E così il grande giorno è arrivato e con esso una grande ed enorme spada di Damocle che pende sul collo dei malati, dei disabili gravi e delle loro famiglie. È “non punibile”, a “determinate condizioni”, chi “agevola l’esecuzione del proposito di suicidio, autonomamente e liberamente formatosi, di un paziente tenuto in vita da trattamenti di sostegno vitale e affetto da una patologia irreversibile, fonte di sofferenze fisiche e psicologiche che egli reputa intollerabili ma pienamente capace di prendere decisioni libere e consapevoli”. Questa è la sentenza mortifera, sancita dalla Corte costituzionale, sulla questione di legittimità dell’articolo 580 del Codice penale sollevata nell’ambito del processo a Marco Cappato.  La Corte – si legge nella nota diramata stasera da Palazzo della Consulta in attesa del deposito della sentenza che avverrà nelle prossime settimane – ha “subordinato la non punibilità al rispetto delle modalità previste dalla normativa sul consenso informato, sulle cure palliative e sulla sedazione profonda continua” (il riferimento è agli articoli 1 e 2 della legge 219/2017 in materia di consenso informato e Dat) e “alla verifica sia delle condizioni richieste che delle modalità di esecuzione da parte di una struttura pubblica del Ssn, sentito il parere del comitato etico territorialmente competente”.

Quali sono le conseguenze? 

La decisione della Corte costituzionale non dichiara illegittimo l’art. 580 ma rafforza i poteri del giudice, demandando a lui di stabilire su un singolo caso se sussistono le condizioni per la non punibilità. In poche parole, dà al giudice il potere di stabilire in concreto quando togliere la vita a una persona sia un atto sanzionato oppure no. Inoltre, non menziona l’obiezione di coscienza, medicalizza il suicidio assistito e demanda al Servizio sanitario nazionale. Infine, genera una grande confusione ritenendo indispensabile l’intervento del legislatore. E allora perché si è espressa?

In conclusione

C’è una prepotenza in questo modo di fare, un’arroganza che i più leggono come segno di civiltà perché, secondo alcuni, dobbiamo essere liberi di esercitare il diritto a quando e come morire. Ci rendiamo conto che siamo vittime senza possibilità di replica di una regia che edulcorando anche l’ora della morte come un semplice e indolore passaggio ci sta rendendo tutti schiavi del potere?
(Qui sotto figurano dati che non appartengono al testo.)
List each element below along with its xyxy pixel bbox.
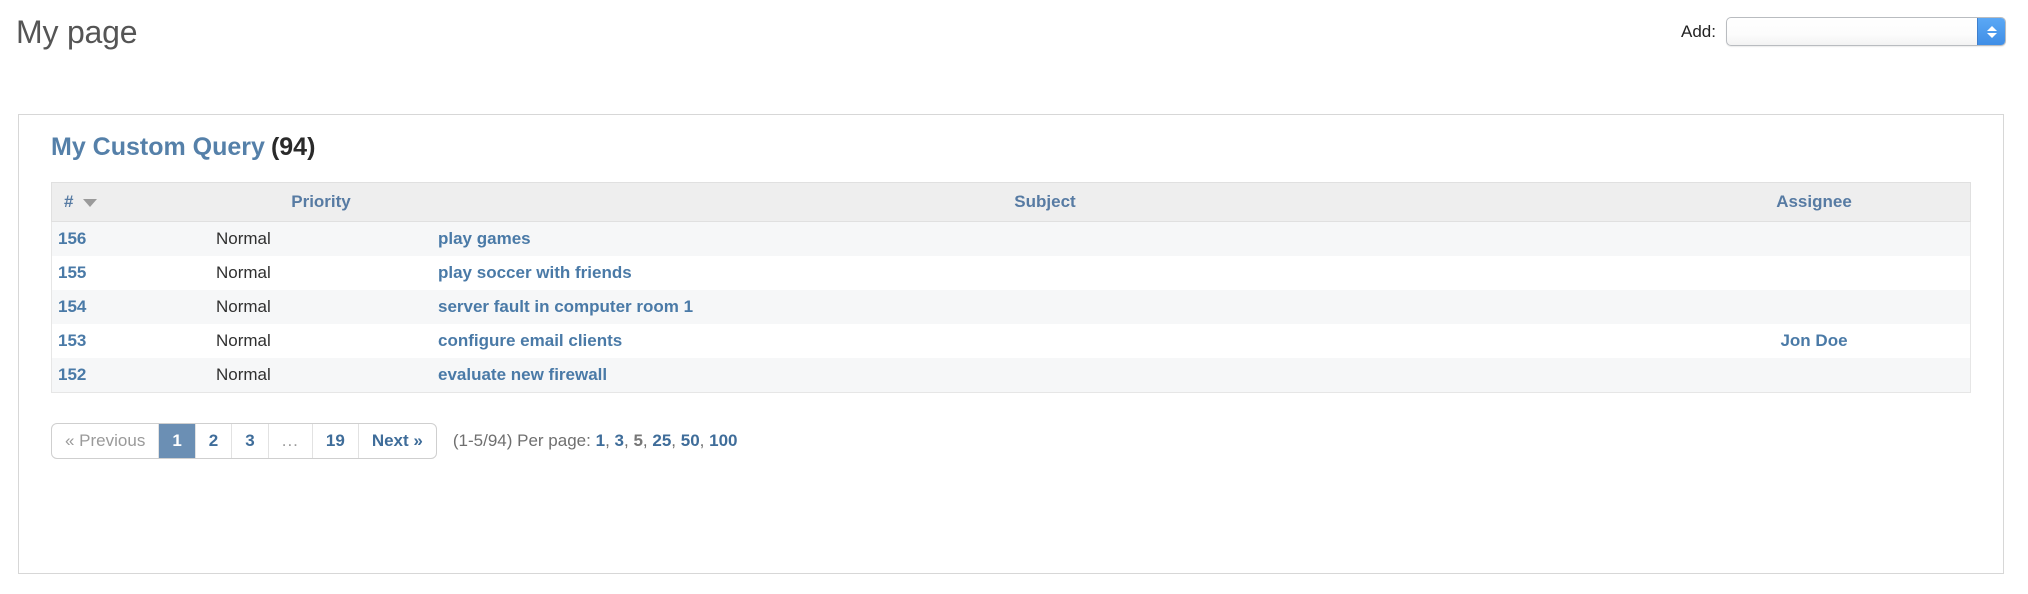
cell-subject: configure email clients bbox=[432, 324, 1658, 358]
issues-table: # Priority Subject Assignee 156 Normal pla… bbox=[51, 182, 1971, 393]
cell-priority: Normal bbox=[210, 290, 432, 324]
pagination-page-19[interactable]: 19 bbox=[313, 424, 359, 458]
cell-priority: Normal bbox=[210, 221, 432, 256]
cell-subject: play games bbox=[432, 221, 1658, 256]
chevron-down-icon bbox=[1986, 32, 1997, 38]
column-header-priority[interactable]: Priority bbox=[210, 182, 432, 222]
pagination-page-2[interactable]: 2 bbox=[196, 424, 233, 458]
table-row[interactable]: 152 Normal evaluate new firewall bbox=[51, 358, 1971, 393]
table-row[interactable]: 156 Normal play games bbox=[51, 221, 1971, 256]
column-header-subject[interactable]: Subject bbox=[432, 182, 1658, 222]
add-label: Add: bbox=[1681, 21, 1716, 41]
column-header-id-label: # bbox=[64, 192, 74, 211]
issue-id-link[interactable]: 156 bbox=[58, 229, 86, 248]
column-header-assignee[interactable]: Assignee bbox=[1658, 182, 1971, 222]
pagination-next[interactable]: Next » bbox=[359, 424, 436, 458]
sort-descending-icon bbox=[83, 198, 98, 207]
per-page-separator: , bbox=[671, 431, 681, 450]
issues-table-header-row: # Priority Subject Assignee bbox=[51, 182, 1971, 222]
cell-priority: Normal bbox=[210, 324, 432, 358]
issue-subject-link[interactable]: server fault in computer room 1 bbox=[438, 297, 693, 316]
pagination-page-1: 1 bbox=[159, 424, 196, 458]
per-page-separator: , bbox=[605, 431, 615, 450]
page-title: My page bbox=[16, 14, 138, 50]
add-widget-selected-value bbox=[1727, 18, 2005, 45]
cell-issue-id: 155 bbox=[51, 256, 210, 290]
cell-assignee: Jon Doe bbox=[1658, 324, 1971, 358]
pagination-info: (1-5/94) Per page: 1, 3, 5, 25, 50, 100 bbox=[453, 431, 738, 451]
chevron-up-icon bbox=[1986, 25, 1997, 31]
chevron-updown-icon[interactable] bbox=[1977, 18, 2005, 45]
issue-subject-link[interactable]: play soccer with friends bbox=[438, 263, 632, 282]
pagination-page-3[interactable]: 3 bbox=[232, 424, 269, 458]
column-header-id[interactable]: # bbox=[51, 182, 210, 222]
cell-issue-id: 152 bbox=[51, 358, 210, 393]
pagination-ellipsis: ... bbox=[269, 424, 313, 458]
issue-id-link[interactable]: 152 bbox=[58, 365, 86, 384]
cell-issue-id: 154 bbox=[51, 290, 210, 324]
issue-id-link[interactable]: 153 bbox=[58, 331, 86, 350]
issue-id-link[interactable]: 155 bbox=[58, 263, 86, 282]
pagination-pages: « Previous 1 2 3... 19 Next » bbox=[51, 423, 437, 459]
cell-issue-id: 156 bbox=[51, 221, 210, 256]
issues-table-head: # Priority Subject Assignee bbox=[51, 182, 1971, 222]
per-page-option-25[interactable]: 25 bbox=[652, 431, 671, 450]
cell-subject: server fault in computer room 1 bbox=[432, 290, 1658, 324]
query-block-panel: My Custom Query (94) # Priority Subject A… bbox=[18, 114, 2004, 574]
query-name-link[interactable]: My Custom Query bbox=[51, 133, 265, 161]
assignee-link[interactable]: Jon Doe bbox=[1780, 331, 1847, 350]
issue-id-link[interactable]: 154 bbox=[58, 297, 86, 316]
per-page-separator: , bbox=[699, 431, 710, 450]
table-row[interactable]: 155 Normal play soccer with friends bbox=[51, 256, 1971, 290]
table-row[interactable]: 153 Normal configure email clients Jon Doe bbox=[51, 324, 1971, 358]
cell-issue-id: 153 bbox=[51, 324, 210, 358]
cell-subject: play soccer with friends bbox=[432, 256, 1658, 290]
pagination-range: (1-5/94) bbox=[452, 431, 513, 450]
per-page-option-1[interactable]: 1 bbox=[596, 431, 605, 450]
cell-assignee bbox=[1658, 256, 1971, 290]
per-page-option-3[interactable]: 3 bbox=[615, 431, 624, 450]
issues-table-body: 156 Normal play games 155 Normal play soccer … bbox=[51, 221, 1971, 393]
query-issue-count: (94) bbox=[270, 133, 316, 161]
cell-assignee bbox=[1658, 290, 1971, 324]
cell-assignee bbox=[1658, 221, 1971, 256]
add-widget-control: Add: bbox=[1681, 17, 2006, 46]
cell-priority: Normal bbox=[210, 358, 432, 393]
per-page-option-5: 5 bbox=[633, 431, 643, 450]
per-page-separator: , bbox=[642, 431, 653, 450]
cell-priority: Normal bbox=[210, 256, 432, 290]
per-page-option-50[interactable]: 50 bbox=[681, 431, 700, 450]
issue-subject-link[interactable]: configure email clients bbox=[438, 331, 622, 350]
issue-subject-link[interactable]: evaluate new firewall bbox=[438, 365, 607, 384]
per-page-options: 1, 3, 5, 25, 50, 100 bbox=[596, 431, 738, 450]
pagination-previous: « Previous bbox=[52, 424, 160, 458]
query-title: My Custom Query (94) bbox=[51, 133, 1985, 162]
pagination: « Previous 1 2 3... 19 Next » (1-5/94) Per pa… bbox=[51, 423, 1985, 459]
add-widget-select[interactable] bbox=[1726, 17, 2006, 46]
top-bar: My page Add: bbox=[0, 0, 2028, 76]
cell-assignee bbox=[1658, 358, 1971, 393]
table-row[interactable]: 154 Normal server fault in computer room 1 bbox=[51, 290, 1971, 324]
per-page-label: Per page: bbox=[517, 431, 591, 450]
cell-subject: evaluate new firewall bbox=[432, 358, 1658, 393]
issue-subject-link[interactable]: play games bbox=[438, 229, 531, 248]
per-page-option-100[interactable]: 100 bbox=[709, 431, 737, 450]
Ancora una volta tornano con forza le parole di Chesterton: “La grande marcia della distruzione intellettuale proseguirà. Tutto sarà negato. Tutto diventerà un credo. È una posizione ragionevole negare le pietre della strada; diventerà un dogma religioso riaffermarle. È una tesi razionale quella che ci vuole tutti immersi in un sogno; sarà una forma assennata di misticismo asserire che siamo tutti svegli. Fuochi verranno attizzati per testimoniare che due più due fa quattro. Spade saranno sguainate per dimostrare che le foglie sono verdi in estate. Noi ci ritroveremo a difendere non solo le incredibili virtù e l’incredibile sensatezza della vita umana, ma qualcosa di ancora più incredibile, questo immenso, impossibile universo che ci fissa in volto. Combatteremo per i prodigi visibili come se fossero invisibili. Guarderemo l’erba e i cieli impossibili con uno strano coraggio. Noi saremo tra quanti hanno visto eppure hanno creduto”.
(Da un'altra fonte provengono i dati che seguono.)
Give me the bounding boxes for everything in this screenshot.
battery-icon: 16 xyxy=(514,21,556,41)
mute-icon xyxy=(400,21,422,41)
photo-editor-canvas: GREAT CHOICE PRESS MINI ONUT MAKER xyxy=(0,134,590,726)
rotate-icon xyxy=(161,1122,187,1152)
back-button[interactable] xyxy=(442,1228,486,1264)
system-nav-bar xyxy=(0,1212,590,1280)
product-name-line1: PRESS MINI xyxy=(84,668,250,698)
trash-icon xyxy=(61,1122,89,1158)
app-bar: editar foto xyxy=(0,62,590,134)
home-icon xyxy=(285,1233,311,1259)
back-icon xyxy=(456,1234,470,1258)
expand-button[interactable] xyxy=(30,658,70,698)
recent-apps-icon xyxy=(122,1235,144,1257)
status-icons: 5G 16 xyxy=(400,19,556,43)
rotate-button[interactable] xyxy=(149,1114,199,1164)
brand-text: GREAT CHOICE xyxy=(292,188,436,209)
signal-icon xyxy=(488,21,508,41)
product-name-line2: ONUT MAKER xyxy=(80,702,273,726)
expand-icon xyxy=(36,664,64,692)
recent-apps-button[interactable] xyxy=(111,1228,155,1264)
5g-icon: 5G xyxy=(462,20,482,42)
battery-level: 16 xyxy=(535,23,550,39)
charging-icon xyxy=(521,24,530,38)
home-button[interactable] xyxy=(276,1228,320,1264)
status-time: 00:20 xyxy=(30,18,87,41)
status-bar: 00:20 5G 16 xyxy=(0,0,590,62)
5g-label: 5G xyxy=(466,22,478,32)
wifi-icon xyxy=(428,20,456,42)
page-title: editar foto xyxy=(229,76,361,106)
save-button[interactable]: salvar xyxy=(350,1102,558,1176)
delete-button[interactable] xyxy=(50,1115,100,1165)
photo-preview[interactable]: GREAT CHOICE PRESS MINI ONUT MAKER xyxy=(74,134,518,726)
Noi continueremo come Punto Famiglia a raccontare soprattutto le storie di tante famiglie e dei loro malati che vogliono vivere ed essere aiutati, attraverso le cure palliative, ad attraversare il tempo del dolore e della malattia con dignità. Continueremo a difendere i prodigi della vita. Lo faremo anche con il vostro aiuto, le vostre storie. Le nostre vite.